Thursday, January 19, 2012

MLK Day: A "Day On", Not a "Day Off"

by Ace Parsi

There aren't many traditions that I look back fondly on from my days as an undergrad at Penn State. One I do though is the annual Martin Luther King Jr. Day of Service. If you did some type of service that day, you could take the day off class. There would also be discussions across the campus and end with a keynote speaker who would better frame the day. When I was a freshmen, the keynote speaker was the late Yolanda King, Dr. King’s oldest child. During that speech, she said something that stuck with me. She said that she appreciated the idea that MLK Day would be a "day on," rather than a "day off."

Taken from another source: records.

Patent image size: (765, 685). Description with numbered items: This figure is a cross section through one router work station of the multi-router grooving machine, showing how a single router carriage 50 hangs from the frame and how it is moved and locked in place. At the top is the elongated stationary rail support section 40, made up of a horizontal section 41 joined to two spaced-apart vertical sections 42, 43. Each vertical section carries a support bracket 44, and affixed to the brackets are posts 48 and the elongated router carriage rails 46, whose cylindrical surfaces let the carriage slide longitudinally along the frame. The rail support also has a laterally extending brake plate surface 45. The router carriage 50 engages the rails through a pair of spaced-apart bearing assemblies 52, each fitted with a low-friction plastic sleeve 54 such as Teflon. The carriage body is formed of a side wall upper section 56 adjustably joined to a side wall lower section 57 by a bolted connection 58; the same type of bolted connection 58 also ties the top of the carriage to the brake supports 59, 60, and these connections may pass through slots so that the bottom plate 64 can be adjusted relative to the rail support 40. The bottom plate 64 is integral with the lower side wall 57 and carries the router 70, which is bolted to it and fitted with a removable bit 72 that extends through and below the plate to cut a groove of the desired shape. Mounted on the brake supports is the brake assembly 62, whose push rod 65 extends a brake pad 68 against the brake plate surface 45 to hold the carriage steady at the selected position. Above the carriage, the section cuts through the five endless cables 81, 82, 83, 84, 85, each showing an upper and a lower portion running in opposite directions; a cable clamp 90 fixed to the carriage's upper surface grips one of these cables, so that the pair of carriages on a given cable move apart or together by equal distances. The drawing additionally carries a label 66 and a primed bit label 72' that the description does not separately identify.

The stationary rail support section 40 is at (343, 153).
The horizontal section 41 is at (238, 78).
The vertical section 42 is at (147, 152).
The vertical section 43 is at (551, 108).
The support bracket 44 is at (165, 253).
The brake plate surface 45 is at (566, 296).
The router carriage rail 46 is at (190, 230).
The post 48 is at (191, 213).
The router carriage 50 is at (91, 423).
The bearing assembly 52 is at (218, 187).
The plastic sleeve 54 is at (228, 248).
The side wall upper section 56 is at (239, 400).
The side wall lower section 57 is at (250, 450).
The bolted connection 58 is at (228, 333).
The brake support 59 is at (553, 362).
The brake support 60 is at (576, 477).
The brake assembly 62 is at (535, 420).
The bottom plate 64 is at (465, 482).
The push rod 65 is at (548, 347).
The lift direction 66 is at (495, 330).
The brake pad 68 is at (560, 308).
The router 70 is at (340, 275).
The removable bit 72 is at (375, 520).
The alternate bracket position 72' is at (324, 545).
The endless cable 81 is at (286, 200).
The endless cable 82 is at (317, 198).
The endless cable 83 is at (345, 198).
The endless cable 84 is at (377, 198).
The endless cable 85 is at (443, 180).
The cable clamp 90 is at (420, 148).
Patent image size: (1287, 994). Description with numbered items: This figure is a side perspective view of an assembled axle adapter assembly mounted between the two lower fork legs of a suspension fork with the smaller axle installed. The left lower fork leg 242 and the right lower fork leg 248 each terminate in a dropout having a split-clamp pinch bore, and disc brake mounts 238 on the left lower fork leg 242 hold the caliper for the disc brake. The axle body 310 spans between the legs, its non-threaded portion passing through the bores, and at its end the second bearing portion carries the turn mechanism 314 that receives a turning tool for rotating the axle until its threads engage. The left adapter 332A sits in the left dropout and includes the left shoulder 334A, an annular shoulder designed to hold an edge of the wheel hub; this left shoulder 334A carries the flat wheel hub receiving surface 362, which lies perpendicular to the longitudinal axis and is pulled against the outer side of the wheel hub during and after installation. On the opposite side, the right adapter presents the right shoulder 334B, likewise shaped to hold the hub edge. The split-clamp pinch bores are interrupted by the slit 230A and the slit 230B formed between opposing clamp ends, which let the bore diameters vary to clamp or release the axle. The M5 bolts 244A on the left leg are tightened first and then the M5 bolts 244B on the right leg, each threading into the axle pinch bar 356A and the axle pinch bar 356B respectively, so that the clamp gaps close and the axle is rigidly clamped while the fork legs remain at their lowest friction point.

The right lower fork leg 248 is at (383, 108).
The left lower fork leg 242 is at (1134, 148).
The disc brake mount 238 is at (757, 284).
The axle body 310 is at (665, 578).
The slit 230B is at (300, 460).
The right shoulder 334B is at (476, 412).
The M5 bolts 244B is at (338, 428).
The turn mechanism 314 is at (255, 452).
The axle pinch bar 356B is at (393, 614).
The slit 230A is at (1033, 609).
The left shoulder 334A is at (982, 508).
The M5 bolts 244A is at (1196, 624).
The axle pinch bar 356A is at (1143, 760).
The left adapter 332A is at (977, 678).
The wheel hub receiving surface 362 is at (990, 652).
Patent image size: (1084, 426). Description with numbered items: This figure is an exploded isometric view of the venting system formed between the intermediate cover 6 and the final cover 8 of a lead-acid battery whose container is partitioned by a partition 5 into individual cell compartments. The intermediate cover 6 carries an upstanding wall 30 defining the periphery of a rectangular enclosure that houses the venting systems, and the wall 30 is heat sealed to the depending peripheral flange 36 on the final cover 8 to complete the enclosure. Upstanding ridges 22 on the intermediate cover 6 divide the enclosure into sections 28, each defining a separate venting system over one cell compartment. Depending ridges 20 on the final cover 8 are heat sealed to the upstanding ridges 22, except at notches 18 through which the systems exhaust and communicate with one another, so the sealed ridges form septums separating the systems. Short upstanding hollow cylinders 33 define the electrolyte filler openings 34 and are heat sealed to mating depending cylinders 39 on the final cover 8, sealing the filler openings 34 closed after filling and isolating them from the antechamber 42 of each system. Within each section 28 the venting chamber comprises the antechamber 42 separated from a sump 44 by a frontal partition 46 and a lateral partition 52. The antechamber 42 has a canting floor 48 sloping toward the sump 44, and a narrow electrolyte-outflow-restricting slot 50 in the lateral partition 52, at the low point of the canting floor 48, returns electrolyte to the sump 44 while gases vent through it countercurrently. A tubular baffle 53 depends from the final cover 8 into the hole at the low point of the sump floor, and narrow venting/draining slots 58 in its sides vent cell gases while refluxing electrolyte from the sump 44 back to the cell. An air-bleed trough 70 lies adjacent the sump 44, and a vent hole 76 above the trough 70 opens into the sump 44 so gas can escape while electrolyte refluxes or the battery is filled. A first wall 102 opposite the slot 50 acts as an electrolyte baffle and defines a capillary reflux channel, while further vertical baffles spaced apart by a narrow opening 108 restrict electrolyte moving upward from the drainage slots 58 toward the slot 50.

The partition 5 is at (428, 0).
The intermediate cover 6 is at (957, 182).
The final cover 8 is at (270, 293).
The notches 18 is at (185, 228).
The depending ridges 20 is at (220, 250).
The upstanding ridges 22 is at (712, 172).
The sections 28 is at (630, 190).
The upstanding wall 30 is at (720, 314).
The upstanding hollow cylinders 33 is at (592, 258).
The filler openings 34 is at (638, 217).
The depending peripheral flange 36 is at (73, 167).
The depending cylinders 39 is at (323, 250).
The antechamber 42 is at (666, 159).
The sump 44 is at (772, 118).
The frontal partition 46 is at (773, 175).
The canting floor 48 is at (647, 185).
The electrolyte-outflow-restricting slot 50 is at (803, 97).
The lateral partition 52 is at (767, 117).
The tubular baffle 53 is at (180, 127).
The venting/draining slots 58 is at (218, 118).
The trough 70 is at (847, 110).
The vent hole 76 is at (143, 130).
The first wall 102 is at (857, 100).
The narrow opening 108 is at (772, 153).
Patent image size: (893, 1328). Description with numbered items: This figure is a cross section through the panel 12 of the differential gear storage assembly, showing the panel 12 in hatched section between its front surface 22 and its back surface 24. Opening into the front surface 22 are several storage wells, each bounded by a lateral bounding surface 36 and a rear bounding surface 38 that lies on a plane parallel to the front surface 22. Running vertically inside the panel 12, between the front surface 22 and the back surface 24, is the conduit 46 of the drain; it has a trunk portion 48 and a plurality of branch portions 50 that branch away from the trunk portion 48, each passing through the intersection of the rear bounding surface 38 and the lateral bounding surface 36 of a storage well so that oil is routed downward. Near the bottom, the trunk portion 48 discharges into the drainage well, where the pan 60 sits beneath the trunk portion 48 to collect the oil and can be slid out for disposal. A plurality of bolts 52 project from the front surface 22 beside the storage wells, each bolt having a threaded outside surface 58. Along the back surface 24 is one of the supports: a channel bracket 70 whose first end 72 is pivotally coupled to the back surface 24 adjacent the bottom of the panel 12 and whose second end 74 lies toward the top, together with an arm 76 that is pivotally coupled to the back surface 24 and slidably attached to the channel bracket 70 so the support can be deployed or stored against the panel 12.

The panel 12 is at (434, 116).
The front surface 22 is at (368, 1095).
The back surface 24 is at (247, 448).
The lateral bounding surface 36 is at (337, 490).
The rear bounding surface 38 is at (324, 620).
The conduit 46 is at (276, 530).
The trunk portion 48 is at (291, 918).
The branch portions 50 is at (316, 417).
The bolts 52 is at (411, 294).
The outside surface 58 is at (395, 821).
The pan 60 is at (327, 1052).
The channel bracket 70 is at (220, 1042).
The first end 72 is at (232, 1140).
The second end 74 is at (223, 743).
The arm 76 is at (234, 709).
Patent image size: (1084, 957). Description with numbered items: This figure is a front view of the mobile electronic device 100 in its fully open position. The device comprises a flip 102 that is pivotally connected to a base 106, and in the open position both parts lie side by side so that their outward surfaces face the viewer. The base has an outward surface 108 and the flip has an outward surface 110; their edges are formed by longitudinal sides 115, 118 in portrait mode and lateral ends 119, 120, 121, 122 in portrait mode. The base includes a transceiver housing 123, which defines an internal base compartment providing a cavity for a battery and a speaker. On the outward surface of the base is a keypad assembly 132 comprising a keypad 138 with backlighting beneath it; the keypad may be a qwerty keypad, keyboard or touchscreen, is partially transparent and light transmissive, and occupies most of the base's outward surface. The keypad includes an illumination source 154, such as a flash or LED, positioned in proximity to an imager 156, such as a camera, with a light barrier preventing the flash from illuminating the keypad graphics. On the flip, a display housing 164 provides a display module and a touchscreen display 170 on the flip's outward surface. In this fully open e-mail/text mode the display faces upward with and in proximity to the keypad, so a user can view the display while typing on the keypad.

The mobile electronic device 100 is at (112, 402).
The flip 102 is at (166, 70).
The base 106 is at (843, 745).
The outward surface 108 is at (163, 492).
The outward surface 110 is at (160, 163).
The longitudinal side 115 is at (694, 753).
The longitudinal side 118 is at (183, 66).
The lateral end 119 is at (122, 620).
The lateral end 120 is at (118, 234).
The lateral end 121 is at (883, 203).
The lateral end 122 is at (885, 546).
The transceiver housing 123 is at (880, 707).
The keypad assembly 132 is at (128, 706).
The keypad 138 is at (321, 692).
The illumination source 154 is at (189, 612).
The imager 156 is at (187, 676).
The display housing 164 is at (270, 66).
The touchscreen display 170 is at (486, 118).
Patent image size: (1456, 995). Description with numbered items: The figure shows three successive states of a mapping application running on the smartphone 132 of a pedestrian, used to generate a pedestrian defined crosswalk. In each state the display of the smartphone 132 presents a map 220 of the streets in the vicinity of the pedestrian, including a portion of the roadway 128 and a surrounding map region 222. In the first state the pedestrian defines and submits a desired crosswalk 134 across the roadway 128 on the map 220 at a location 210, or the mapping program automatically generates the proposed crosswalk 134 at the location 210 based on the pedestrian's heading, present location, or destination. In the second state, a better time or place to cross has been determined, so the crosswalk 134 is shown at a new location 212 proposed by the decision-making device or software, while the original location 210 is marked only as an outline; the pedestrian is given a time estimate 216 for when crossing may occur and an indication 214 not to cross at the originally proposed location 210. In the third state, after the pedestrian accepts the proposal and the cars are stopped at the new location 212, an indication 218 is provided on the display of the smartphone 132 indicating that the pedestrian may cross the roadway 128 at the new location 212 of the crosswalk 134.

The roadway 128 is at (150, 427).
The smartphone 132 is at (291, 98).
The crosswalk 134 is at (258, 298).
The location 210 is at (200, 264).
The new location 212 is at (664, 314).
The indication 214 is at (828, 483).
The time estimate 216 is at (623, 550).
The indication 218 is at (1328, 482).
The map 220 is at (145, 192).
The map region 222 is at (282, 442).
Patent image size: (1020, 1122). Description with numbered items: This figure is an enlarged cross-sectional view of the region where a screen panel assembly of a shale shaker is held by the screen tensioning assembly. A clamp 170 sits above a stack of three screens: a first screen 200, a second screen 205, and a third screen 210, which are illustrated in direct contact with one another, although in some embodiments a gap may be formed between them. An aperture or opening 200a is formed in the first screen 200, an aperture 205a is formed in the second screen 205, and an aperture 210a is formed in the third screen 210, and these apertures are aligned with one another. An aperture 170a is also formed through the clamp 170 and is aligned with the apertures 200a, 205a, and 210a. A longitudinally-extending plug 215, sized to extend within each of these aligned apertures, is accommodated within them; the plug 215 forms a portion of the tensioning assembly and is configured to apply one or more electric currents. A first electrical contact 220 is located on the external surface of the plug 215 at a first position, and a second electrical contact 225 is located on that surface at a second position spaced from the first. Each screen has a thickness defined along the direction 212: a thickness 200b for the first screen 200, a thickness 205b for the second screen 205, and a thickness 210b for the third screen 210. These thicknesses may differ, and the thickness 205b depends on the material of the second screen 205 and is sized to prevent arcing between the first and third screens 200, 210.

That was the spirit through which a few of us met on Monday night to discuss how Dr. King's words applied to our lives today. We began the night with a long discussion of Dr. King’s unfortunately prophetic sermon, "I've Been to the Mountaintop." It was a profound, yet eerie speech where King essentially prophesies his own death. Yet, the speech is so profound because it does and teaches us so much more. In reading his speech, one can find very clear parallels to situations we face today. In order to encourage unity against a barrage of media and opposing forces the civil rights and anti-poverty movement was facing, King highlights that Pharaoh’s greatest weapon against the Jews was sowing seeds of disunity. Similarly, the group of us discussed that as progressives, we face our own challenges with disunity as each of us focuses on our own narrow issues and overlooks the common bond we must all share in our pursuit for a more just world.

In reflecting on the challenges King and the movement faced in his time and the challenges we still face today, our group discussed whether we believed King when he said that, "The arc of the universe is long, but it bends towards justice." We discussed that while we had achieved great gains with regards to voting rights, women's rights, and the fight against racism, we had also as a society fallen deeper and deeper into the deep waters of materialism. As young people of faith, what did it all mean for us moving forward? The answer that seemed to satisfy us in part is that like King our souls were not to be made content through some future victory or land of milk and honey. Instead, we would be fulfilled by the present effort. Like King, it's the effort that brings us closer to our Creator.

Over the course of the night, we only got through two speeches: "I've Been to the Mountaintop" and "Transformed Nonconformist" (PDF). Yet, the night served the most ideal purpose. It gave us a chance to reconnect, reenergize, and refocus. Traditions like this are really important. Now, I'm just looking forward to the next MLK Day that we can make a "day on" of.


Ace Parsi is a progressive Christian and education advocate in Washington DC.